Documentary filmmakers have it tough. While the guys in the make-believe movie business can get away with a three-month prep and two-month shoot, we may spend years on the photography alone. We have to dive headfirst into the lives of our subjects, getting to know them intimately and earning their trust, no matter the perils. When the Academy of Motion Picture Arts and Sciences gave "March of the Penguins" an Oscar earlier this year, it was probably as much about the frostbite the French crew risked following a bunch of birds around Antarctica as it was about the movie.

I knew the work could be dangerous--I'd seen "Super Size Me"--but I wasn't nervous when I set out to direct my first documentary, even though it was about champion martial arts practitioners. I wasn't afraid when the executive producer told me just before filming began, "Try to get involved, Jeremy. It'll be good behind-the-scenes footage for the DVD."

We began at the Paradise Warrior Retreat Center, at a three-day training seminar in Simi Valley with the likes of Benny "The Jet" Urquidez, a kickboxer; Sifu Eric Oram, a kung fu master; and Ultimate Fighting Championship title-holder Chuck "The Iceman" Liddell. They were running through some Chinese boxing exercises when Oram suggested I try them. With the executive producer's words ringing in my ears, I pulled on a pair of gloves, shoved in a mouthpiece and strode onto the mat. Within seconds Oram had split my lip. It hurt, sure, but my first thought was: Did the cameraman get it on film? He had. I smiled and tasted blood.

Another shoot took me to Las Vegas, where I met five-time Ultimate Fighting Champion Pat Miletich. Aside from fighting, Pat's passion-turned-career is training martial arts instructors for police departments and the military. On this day, he was supervising a certification course in the use of stun guns, specifically, the M18L Advanced Taser, capable of delivering 50,000 volts of electric shock. Every officer in the training session had been blasted with the allegedly nonlethal Taser when Pat, very calmly, told me I had two choices.

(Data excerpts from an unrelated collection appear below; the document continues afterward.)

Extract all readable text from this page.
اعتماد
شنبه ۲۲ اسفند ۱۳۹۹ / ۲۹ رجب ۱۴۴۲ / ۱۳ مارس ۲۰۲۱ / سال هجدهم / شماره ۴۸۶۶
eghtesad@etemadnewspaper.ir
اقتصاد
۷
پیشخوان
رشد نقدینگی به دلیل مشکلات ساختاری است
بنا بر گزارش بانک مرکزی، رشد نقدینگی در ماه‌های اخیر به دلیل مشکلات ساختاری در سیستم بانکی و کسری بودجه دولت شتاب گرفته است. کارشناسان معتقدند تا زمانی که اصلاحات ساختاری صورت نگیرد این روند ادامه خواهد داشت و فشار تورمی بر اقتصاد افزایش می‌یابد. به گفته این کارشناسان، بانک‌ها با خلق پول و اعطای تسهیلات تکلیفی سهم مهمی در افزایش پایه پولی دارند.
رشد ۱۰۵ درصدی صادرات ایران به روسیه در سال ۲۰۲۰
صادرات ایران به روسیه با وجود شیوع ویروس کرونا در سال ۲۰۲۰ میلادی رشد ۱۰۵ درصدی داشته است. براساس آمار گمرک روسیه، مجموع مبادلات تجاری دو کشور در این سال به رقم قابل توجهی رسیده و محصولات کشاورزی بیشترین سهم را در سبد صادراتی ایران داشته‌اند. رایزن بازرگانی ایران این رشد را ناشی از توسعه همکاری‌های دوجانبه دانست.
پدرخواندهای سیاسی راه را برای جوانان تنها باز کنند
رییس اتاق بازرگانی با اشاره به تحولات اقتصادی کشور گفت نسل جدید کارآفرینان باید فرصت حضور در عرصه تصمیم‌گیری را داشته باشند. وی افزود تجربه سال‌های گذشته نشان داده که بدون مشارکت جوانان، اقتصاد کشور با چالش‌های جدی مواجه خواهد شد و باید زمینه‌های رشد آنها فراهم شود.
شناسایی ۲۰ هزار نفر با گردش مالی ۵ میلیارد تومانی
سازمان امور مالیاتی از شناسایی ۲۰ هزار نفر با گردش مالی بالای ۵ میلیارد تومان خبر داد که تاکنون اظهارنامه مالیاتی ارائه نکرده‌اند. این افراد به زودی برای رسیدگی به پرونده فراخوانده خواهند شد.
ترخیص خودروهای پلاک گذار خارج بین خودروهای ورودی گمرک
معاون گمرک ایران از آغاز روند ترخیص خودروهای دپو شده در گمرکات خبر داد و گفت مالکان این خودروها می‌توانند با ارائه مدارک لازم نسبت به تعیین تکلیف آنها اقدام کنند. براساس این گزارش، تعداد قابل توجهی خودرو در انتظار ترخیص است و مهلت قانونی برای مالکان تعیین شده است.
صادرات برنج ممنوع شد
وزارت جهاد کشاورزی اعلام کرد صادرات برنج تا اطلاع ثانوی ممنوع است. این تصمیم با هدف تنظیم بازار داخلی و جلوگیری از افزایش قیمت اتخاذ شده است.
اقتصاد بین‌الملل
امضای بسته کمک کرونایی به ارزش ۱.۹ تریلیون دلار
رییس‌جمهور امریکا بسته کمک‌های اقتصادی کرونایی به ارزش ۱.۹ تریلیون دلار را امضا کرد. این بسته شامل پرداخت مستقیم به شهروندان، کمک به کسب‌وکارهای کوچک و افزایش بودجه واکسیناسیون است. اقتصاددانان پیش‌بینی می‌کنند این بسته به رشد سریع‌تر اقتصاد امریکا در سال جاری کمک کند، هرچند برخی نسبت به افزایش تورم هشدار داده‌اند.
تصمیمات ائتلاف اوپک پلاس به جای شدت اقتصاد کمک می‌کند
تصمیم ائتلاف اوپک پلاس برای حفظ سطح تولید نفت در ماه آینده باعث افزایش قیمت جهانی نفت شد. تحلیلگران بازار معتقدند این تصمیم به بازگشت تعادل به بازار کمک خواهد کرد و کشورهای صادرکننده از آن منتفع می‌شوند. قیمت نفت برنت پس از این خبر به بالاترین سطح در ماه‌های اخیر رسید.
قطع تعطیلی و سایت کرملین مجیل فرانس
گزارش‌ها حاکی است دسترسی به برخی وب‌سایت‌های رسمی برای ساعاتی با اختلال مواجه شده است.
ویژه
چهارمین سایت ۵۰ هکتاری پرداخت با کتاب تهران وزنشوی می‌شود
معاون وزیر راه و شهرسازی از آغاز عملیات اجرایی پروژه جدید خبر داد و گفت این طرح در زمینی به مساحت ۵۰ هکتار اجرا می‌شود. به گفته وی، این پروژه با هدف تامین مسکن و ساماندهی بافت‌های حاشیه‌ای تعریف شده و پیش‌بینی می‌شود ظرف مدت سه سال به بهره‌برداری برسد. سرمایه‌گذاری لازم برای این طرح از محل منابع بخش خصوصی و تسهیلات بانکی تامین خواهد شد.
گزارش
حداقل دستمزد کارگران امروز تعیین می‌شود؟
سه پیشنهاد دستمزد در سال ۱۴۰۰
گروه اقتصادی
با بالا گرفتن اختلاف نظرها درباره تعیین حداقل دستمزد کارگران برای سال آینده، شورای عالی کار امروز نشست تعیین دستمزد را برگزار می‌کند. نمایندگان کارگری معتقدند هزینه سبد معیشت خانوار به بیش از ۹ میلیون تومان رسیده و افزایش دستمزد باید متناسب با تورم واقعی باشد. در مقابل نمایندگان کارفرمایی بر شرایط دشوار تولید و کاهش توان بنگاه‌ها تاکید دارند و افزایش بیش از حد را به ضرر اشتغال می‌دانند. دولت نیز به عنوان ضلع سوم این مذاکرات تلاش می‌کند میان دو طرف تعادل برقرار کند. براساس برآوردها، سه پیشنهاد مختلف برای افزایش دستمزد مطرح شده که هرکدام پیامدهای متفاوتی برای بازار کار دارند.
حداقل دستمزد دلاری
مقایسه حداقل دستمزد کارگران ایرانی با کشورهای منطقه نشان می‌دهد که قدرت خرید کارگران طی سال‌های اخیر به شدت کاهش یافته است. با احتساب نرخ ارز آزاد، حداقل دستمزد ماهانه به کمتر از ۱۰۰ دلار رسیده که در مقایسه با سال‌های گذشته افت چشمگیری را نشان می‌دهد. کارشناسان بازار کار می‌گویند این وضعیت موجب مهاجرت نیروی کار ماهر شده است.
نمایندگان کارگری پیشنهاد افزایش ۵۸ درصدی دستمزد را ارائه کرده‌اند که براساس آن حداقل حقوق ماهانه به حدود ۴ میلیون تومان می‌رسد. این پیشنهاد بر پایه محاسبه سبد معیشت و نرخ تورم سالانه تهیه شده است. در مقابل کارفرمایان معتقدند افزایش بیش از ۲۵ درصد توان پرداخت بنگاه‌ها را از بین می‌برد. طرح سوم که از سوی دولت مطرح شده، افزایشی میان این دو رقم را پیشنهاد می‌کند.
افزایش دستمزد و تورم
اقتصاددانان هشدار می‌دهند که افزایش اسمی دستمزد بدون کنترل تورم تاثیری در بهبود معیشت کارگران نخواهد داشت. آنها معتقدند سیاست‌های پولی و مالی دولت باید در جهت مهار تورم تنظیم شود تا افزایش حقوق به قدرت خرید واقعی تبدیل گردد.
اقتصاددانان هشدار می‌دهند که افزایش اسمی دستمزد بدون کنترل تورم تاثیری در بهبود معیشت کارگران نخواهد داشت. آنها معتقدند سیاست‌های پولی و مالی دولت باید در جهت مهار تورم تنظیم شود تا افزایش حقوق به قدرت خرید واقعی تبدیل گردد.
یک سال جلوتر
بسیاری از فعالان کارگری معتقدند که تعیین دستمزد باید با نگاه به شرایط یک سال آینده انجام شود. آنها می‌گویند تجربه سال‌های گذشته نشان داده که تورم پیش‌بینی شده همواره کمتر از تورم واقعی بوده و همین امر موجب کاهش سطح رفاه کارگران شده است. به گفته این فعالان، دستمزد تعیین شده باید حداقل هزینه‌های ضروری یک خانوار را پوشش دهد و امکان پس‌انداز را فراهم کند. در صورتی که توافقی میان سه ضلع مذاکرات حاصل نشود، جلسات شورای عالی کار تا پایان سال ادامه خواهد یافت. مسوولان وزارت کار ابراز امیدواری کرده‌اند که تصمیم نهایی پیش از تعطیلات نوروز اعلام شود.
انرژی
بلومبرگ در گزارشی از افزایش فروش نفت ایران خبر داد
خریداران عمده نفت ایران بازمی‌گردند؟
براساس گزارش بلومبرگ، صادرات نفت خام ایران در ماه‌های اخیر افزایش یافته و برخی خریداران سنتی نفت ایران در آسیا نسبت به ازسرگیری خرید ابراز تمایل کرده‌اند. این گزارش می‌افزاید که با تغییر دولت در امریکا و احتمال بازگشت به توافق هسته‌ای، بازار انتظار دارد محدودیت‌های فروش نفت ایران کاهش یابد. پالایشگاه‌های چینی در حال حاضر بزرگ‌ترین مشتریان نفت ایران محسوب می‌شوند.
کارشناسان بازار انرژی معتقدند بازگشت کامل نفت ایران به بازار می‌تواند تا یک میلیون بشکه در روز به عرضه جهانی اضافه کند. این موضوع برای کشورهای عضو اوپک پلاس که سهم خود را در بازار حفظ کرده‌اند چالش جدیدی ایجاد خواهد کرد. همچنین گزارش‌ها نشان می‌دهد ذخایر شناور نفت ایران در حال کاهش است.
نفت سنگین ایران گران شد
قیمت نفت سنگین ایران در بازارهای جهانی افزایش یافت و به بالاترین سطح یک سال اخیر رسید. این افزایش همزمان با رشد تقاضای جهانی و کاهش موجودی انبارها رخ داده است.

"You can either run and we'll Taser you and you'll fall on your face," he said. "Or you can stand here and let us catch you. Either way, you're gettin' Tasered." I picked option B--what was the point in making a dash for the exit?--and learned that the Taser can, in fact, be nonlethal. Every muscle and orifice in my body contracted so sharply that I felt like a cellular supernova ready to implode. But I lived. And it was on film.

One day, we spent some time at Hayastan Mixed Martial Arts Academy in Hollywood. Gene LeBell, a god of the judo world and a martial artist whose autobiography is called "The Toughest Man Alive," was there. As we wrapped up, he looked at me and said: "The director may not leave my studio without first being choked out."

For those of you unfamiliar with the term "choked out," it means to be strangled by someone who applies pressure to the carotid artery, thereby cutting blood flow to the brain. LeBell is known for this sort of thing. At 73, he's as charismatic and as sadistic as ever; people come from all over the globe just to get strangled by this man and earn a patch that states, "I got choked-out by Gene LeBell." Obviously, I was going to have to earn one too.

The cameraman set up the tripod. Gene's thick forearm curled gently around my neck. All I remember after that is catching a glimpse of the ceiling and hearing Gene's distant voice, as if in a dream, barking: "He'll wake up soon." Viewing the footage later, I watched my lifeless body fall limp against the ground like a puppet cut from its strings. It was a terrible thing to see. Thank goodness it was on film.